Among his examples, Burt argued that “The Pisan Cantos” represented the summa of Pound’s poetry precisely because of how they draw on the locodescriptive. But while their pastoral power is considerable, as fine as anything EP ever wrote, they are not notably different from say, “Canto XX,” his extraordinary evocation of Provence as the earthly paradise, modeled after the closing sections of The Purgatorio.

But the real source of pathos in “The Pisan Cantos” comes from the way Pound moves back and forth in time, contrasting his current abject state of defiant, yet humbled, incarceration to his glory days in pre-war London. It is a measuring of things lost, and a life’s work misspent. Among other things, “The Pisan Cantos” lament the unfulfilled promise of modernism. They may be named for a place, but their affective power comes from analepsis and recollection. The flashbacks to London, to Ford and Lewis and Yeats, all offer images of the poet contemplating his past with regret and asking for a kind of forgiveness that is mingled with a bitter refusal to acknowledge his greatest error – supporting Fascism. "The Pisan Cantos" are prison poetry, written with the example of one of Pound's heroes, Villon, in mind. Their subject is time and its wreckage: "dove sta memoria" runs the recurring refrain -- where is memory to be found?

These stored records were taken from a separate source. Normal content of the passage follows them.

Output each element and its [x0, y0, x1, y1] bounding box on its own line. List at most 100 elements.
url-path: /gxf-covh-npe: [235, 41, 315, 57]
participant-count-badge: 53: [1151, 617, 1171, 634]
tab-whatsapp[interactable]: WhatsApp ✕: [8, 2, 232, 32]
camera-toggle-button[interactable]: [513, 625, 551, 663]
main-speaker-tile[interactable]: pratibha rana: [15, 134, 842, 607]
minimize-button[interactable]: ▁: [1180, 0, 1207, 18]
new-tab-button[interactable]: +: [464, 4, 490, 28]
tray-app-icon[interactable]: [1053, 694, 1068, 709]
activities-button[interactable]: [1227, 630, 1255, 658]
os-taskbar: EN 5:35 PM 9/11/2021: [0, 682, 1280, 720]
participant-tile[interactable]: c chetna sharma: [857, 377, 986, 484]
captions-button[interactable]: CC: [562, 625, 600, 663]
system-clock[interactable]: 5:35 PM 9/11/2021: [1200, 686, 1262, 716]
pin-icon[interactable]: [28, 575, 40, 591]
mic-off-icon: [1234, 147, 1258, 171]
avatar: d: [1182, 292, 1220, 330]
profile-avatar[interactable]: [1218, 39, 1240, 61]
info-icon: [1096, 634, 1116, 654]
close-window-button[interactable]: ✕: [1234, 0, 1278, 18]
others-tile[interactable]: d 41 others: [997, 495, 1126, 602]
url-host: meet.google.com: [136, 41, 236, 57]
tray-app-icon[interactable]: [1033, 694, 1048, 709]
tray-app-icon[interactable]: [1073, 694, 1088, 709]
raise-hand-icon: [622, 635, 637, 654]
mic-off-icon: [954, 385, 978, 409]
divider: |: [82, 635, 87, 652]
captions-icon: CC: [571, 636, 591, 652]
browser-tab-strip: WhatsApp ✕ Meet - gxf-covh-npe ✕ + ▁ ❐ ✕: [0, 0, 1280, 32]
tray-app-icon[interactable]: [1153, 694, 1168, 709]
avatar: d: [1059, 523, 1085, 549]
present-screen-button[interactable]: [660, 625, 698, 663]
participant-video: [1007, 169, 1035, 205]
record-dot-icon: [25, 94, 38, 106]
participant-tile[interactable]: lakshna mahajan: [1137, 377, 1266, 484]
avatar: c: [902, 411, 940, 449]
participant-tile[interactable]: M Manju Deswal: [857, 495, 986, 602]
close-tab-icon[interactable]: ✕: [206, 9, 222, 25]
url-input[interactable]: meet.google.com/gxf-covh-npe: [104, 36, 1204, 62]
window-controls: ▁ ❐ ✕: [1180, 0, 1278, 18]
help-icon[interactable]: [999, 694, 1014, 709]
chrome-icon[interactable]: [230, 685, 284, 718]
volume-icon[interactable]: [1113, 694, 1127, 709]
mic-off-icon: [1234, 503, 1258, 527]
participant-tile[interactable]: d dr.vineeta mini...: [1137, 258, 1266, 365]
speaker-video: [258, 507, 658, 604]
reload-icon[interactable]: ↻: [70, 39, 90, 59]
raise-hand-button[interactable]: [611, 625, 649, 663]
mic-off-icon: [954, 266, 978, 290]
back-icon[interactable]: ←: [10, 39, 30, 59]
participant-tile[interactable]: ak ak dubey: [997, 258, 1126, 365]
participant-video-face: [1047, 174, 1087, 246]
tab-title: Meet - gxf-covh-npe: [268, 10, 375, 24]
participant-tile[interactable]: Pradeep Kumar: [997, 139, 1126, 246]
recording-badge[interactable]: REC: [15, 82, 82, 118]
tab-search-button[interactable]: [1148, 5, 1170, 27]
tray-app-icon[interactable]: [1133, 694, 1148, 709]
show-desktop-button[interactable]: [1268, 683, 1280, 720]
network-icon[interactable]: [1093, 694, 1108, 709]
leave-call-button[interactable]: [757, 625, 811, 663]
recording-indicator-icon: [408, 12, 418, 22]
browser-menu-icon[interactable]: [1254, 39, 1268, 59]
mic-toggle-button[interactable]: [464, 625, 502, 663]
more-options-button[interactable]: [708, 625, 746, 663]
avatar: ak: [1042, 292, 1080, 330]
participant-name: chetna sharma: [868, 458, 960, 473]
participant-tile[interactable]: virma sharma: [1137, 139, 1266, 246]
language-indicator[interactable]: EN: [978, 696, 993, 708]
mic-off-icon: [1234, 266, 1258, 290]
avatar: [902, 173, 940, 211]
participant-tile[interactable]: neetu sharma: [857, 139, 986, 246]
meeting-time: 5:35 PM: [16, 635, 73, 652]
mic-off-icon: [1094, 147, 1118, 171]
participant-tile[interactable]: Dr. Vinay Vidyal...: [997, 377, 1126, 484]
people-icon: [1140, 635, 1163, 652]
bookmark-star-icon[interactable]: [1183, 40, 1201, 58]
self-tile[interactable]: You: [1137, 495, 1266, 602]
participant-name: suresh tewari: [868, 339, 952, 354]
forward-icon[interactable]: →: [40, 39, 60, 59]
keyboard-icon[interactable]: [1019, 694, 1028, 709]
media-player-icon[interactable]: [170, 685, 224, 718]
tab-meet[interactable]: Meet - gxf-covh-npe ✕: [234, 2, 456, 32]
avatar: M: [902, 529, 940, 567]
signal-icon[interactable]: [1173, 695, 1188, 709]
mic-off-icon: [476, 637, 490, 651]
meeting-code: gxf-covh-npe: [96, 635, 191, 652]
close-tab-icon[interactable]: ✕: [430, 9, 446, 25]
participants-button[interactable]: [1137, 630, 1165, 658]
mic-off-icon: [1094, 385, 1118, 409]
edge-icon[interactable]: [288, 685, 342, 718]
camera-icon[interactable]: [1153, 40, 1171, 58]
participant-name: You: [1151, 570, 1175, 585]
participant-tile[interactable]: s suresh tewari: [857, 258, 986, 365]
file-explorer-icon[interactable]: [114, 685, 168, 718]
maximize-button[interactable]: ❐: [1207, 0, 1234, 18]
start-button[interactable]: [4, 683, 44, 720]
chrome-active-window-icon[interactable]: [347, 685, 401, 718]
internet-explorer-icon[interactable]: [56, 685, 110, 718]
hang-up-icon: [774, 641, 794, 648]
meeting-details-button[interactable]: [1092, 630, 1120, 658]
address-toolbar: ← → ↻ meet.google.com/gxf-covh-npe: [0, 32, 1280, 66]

An account of lyric which hinges on the locodescriptive can’t be made apart from the temporal. For the real work of the locodescriptive is not only, I think, to provide the details of place in their granular specificity, but to make those details capable of traveling across time. The horizontal axis of place must intersect with the vertical axis of time. As Sharon Cameron observes in her book, Lyric Time, lyric is also a working through of time; poems can be considered events in time, both in the sense of the time it takes to read them, which in effect causes us to experience time differently, and in the sense that they play with temporal sequence within the line, the stanza, even, I’d say, the syllable. Lyric, Cameron writes, is what arises out of “a contradiction between social and personal time…the lyric both rejects the limitation of social and objective time, those strictures that must drive hard lines between past, present and future, and must make use of them.”

The locodescrpitive lyric is nothing without either an analeptic movement toward the past or a proleptic movement into the future. As Heidegger said of Dasein, lyric poems might be thought of as constituted by and through time. A lyric poem is a kind of time machine: it gives us a concentrated form through which we might experience time, both as duration and evanescence. This is how lyric rescues the speaking voice from oblivion.